Прошу тебя, дорогой Серж, передать Гретель мою посылку, туда же я положил мое прощальное письмо для нее.
Что касается моей переписки с Евой, то тебе надлежит передать письма мне или Еве, если кто-либо из нас останется после этого кошмара жив. Там хранятся не только мои письма к Еве, но и ее – ко мне, которые она передала мне вскоре после того, как 9 февраля 1945 года покинула «Бергхоф» и приехала в Берлин в ставку Гитлера.
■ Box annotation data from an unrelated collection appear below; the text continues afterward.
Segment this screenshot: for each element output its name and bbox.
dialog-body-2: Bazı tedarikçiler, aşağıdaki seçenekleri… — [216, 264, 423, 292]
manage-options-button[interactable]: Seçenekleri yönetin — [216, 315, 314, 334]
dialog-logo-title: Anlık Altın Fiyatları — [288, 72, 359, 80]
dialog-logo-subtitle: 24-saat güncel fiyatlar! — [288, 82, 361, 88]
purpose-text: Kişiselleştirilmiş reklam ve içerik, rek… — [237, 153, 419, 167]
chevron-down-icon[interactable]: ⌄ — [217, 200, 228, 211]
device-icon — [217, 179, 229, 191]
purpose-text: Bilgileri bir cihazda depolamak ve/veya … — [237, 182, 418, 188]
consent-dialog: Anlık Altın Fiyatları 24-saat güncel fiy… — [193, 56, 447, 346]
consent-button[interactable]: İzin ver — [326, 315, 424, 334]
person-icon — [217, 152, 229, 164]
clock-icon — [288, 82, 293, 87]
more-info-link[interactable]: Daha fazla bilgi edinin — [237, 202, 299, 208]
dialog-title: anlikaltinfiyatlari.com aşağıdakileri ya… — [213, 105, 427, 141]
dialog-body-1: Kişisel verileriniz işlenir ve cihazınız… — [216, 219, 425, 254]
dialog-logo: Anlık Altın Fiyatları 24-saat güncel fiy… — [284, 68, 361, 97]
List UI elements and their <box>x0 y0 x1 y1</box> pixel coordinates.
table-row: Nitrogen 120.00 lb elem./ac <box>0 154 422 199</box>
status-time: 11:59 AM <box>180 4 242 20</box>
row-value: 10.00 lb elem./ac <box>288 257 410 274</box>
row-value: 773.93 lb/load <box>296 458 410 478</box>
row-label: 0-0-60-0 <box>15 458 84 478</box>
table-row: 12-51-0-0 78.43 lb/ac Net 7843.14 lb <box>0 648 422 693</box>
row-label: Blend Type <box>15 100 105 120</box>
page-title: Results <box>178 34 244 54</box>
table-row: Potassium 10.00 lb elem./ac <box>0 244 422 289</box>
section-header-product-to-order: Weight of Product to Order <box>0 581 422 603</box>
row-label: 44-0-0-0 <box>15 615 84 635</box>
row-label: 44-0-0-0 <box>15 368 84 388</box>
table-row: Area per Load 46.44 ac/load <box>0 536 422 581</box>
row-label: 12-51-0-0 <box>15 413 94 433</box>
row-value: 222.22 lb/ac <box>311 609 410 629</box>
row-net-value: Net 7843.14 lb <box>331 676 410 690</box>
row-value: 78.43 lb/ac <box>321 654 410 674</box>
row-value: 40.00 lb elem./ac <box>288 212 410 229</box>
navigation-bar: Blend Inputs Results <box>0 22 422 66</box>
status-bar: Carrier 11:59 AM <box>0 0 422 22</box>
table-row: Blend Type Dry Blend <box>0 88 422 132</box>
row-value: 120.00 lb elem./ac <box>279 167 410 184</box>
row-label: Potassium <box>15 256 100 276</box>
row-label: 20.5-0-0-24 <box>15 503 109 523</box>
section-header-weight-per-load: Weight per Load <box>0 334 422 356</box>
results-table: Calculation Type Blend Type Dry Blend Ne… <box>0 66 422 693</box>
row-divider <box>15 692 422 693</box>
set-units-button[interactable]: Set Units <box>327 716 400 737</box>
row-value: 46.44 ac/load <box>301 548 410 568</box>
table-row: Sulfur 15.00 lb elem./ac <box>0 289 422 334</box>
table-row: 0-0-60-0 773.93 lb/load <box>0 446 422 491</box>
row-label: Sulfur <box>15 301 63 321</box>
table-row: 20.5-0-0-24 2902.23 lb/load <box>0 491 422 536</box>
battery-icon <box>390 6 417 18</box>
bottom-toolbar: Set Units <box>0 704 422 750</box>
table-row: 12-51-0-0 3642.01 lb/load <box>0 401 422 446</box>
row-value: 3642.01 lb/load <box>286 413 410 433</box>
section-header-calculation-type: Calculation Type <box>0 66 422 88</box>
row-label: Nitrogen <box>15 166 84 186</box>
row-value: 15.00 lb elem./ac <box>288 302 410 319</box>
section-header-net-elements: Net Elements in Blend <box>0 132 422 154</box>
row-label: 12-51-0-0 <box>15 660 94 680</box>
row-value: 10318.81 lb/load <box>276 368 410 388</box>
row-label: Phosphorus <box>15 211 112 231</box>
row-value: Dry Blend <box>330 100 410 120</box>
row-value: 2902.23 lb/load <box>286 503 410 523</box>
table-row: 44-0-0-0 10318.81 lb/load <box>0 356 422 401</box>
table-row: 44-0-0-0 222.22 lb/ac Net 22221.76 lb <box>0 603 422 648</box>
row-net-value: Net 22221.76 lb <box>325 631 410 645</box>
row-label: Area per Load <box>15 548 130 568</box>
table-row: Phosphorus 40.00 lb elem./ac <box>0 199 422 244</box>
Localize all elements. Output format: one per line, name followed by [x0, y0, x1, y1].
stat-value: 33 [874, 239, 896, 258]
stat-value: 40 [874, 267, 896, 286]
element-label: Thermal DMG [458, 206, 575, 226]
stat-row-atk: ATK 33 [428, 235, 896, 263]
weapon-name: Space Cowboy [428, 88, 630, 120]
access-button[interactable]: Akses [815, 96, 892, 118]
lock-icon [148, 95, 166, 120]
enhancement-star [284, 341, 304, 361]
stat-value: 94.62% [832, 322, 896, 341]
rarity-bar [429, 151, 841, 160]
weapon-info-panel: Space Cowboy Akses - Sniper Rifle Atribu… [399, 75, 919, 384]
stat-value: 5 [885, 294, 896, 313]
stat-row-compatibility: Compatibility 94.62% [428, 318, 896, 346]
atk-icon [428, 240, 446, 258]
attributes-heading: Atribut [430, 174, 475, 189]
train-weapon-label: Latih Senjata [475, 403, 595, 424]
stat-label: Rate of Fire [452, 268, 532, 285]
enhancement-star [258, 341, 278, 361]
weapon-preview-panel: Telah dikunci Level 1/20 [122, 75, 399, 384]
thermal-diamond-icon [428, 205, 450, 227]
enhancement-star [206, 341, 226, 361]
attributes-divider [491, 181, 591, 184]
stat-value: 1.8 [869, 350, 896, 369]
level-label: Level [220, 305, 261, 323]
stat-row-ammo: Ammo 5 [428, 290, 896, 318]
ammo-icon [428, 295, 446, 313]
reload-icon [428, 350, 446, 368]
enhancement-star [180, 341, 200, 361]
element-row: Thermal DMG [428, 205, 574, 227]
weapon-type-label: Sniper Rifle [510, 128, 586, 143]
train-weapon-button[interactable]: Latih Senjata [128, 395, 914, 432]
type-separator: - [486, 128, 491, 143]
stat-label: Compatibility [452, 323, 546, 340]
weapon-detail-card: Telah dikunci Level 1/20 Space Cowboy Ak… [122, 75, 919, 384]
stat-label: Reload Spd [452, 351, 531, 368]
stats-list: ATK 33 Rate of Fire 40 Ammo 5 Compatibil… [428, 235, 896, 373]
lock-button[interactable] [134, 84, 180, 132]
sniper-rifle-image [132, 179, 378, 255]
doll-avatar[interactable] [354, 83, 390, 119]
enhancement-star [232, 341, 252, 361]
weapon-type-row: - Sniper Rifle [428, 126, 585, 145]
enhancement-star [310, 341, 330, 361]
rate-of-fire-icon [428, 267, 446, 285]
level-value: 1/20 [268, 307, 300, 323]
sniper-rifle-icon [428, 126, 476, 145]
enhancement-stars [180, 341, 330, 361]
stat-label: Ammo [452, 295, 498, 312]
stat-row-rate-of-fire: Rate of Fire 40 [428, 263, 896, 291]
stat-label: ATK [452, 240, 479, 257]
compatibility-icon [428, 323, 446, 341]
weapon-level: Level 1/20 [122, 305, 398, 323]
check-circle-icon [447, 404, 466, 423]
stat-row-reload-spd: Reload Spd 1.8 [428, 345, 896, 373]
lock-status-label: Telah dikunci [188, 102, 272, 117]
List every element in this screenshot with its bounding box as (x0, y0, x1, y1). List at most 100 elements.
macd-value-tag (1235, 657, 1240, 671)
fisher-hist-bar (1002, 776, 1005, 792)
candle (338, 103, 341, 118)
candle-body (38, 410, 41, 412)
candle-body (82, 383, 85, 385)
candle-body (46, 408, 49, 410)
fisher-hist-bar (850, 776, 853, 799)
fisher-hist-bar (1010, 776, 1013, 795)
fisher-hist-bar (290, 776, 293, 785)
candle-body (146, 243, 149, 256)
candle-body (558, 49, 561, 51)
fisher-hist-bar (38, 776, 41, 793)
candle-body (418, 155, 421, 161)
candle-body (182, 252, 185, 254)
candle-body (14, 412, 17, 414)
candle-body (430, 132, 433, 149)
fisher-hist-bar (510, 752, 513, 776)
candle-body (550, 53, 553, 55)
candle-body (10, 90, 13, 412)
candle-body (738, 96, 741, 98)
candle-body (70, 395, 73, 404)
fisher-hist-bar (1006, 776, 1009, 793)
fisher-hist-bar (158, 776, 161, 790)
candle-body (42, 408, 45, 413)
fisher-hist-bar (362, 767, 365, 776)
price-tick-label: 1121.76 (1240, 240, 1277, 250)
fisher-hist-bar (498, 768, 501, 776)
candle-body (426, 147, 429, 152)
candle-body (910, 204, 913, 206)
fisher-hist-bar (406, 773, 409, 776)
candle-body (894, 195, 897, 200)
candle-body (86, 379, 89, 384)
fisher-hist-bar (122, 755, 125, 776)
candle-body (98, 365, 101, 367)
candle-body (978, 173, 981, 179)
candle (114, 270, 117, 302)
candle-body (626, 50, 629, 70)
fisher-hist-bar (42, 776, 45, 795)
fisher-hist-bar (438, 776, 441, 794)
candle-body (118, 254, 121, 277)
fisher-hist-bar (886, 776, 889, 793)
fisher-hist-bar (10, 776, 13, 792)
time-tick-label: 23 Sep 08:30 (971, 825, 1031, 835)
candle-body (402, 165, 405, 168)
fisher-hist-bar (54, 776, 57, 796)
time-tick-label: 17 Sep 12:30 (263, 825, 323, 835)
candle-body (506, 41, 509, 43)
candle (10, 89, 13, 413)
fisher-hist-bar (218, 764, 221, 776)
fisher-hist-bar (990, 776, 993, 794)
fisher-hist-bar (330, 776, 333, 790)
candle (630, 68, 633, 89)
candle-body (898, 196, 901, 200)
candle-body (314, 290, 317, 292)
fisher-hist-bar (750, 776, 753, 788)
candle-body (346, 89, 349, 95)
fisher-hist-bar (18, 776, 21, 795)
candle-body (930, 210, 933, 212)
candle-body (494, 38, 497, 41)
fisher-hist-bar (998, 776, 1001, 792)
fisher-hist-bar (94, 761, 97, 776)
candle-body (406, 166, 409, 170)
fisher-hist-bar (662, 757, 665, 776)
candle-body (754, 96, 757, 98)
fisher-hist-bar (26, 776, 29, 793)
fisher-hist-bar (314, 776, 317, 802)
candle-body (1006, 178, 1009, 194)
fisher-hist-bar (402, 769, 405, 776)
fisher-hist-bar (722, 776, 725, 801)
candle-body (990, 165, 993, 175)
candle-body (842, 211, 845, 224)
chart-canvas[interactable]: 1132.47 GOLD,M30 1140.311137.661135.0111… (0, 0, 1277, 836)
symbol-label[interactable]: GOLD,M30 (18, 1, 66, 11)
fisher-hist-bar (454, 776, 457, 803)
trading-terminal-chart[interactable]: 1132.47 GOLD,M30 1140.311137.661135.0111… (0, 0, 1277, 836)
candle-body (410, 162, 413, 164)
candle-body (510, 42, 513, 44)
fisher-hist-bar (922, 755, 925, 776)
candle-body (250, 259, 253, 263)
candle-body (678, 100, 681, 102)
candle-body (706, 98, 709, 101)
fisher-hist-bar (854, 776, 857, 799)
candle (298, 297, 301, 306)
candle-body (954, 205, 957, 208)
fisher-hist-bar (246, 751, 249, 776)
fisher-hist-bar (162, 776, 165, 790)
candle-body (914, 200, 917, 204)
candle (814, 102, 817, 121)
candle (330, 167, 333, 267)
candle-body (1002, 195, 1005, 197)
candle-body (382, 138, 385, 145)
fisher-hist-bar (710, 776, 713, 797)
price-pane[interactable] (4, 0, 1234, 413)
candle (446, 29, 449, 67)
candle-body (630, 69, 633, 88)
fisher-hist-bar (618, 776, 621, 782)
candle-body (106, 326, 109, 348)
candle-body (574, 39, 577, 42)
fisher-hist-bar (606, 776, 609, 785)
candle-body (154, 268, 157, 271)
Она сделала это из предосторожности, чтобы фюрер случайно не обнаружил письма. Я знаю – потом, когда все кончится, ты найдешь способ встретиться с кем-либо из нас. Если же мы оба погибнем, то, прошу тебя, уничтожь нашу переписку и ни в коем случае не предавай огласке, а, тем более, в руки ваших спецслужб.
И последнее: если Мюллер не сможет помочь освободиться нам с Евой, то он явится на мою квартиру один, без нас, как только все закончится. Однако он покинет ставку Гитлера, не дожидаясь, когда ее возьмут русские – то есть, за сутки, а, может, всего за несколько часов до этого. Он увидит приближение конца – у него на это особый нюх. Поэтому, если Мюллер не явится сразу после захвата бункера, то тебе есть смысл подождать его у меня еще день или два. Никому другому, кроме тебя он не сдастся, ты знаешь почему – кроме тебя, о нем никто не знает и не доставит напрямую к Берии, а это будет для него означать лишь одно – конец. В этом случае он предпочтет принять яд.
Ну, вот, пожалуй, и все.
Благодарю заранее!
Я не прощаюсь. Погибну я сейчас или нет, но я уверен, что мы обязательно увидимся, возможно, уже не в этом мире, но, скорее всего…
Твой Герман.
27.04.45»
Из простого любопытства я открыл и третий цинк, предназначенный для сестры Евы Браун – фрау Маргариты Фогеляйн – жены Германа, в девичестве Браун – Гретель Браун, как ее обычно называли близкие. Об этом же свидетельствовала приклеенная к коробке бирка с короткой надписью «Гретель». В коробке была тоненькая стопочка писем – пять или шесть – наверное, что-то очень личное, что читать порядочному человеку не следует, толстая пачка фотографий в черном конверте и шкатулка с драгоценностями. Это и были безделушки Евы Браун, которые она передавала своей младшей сестре, об этом же говорила трогательная записочка, подписанная самой Евой.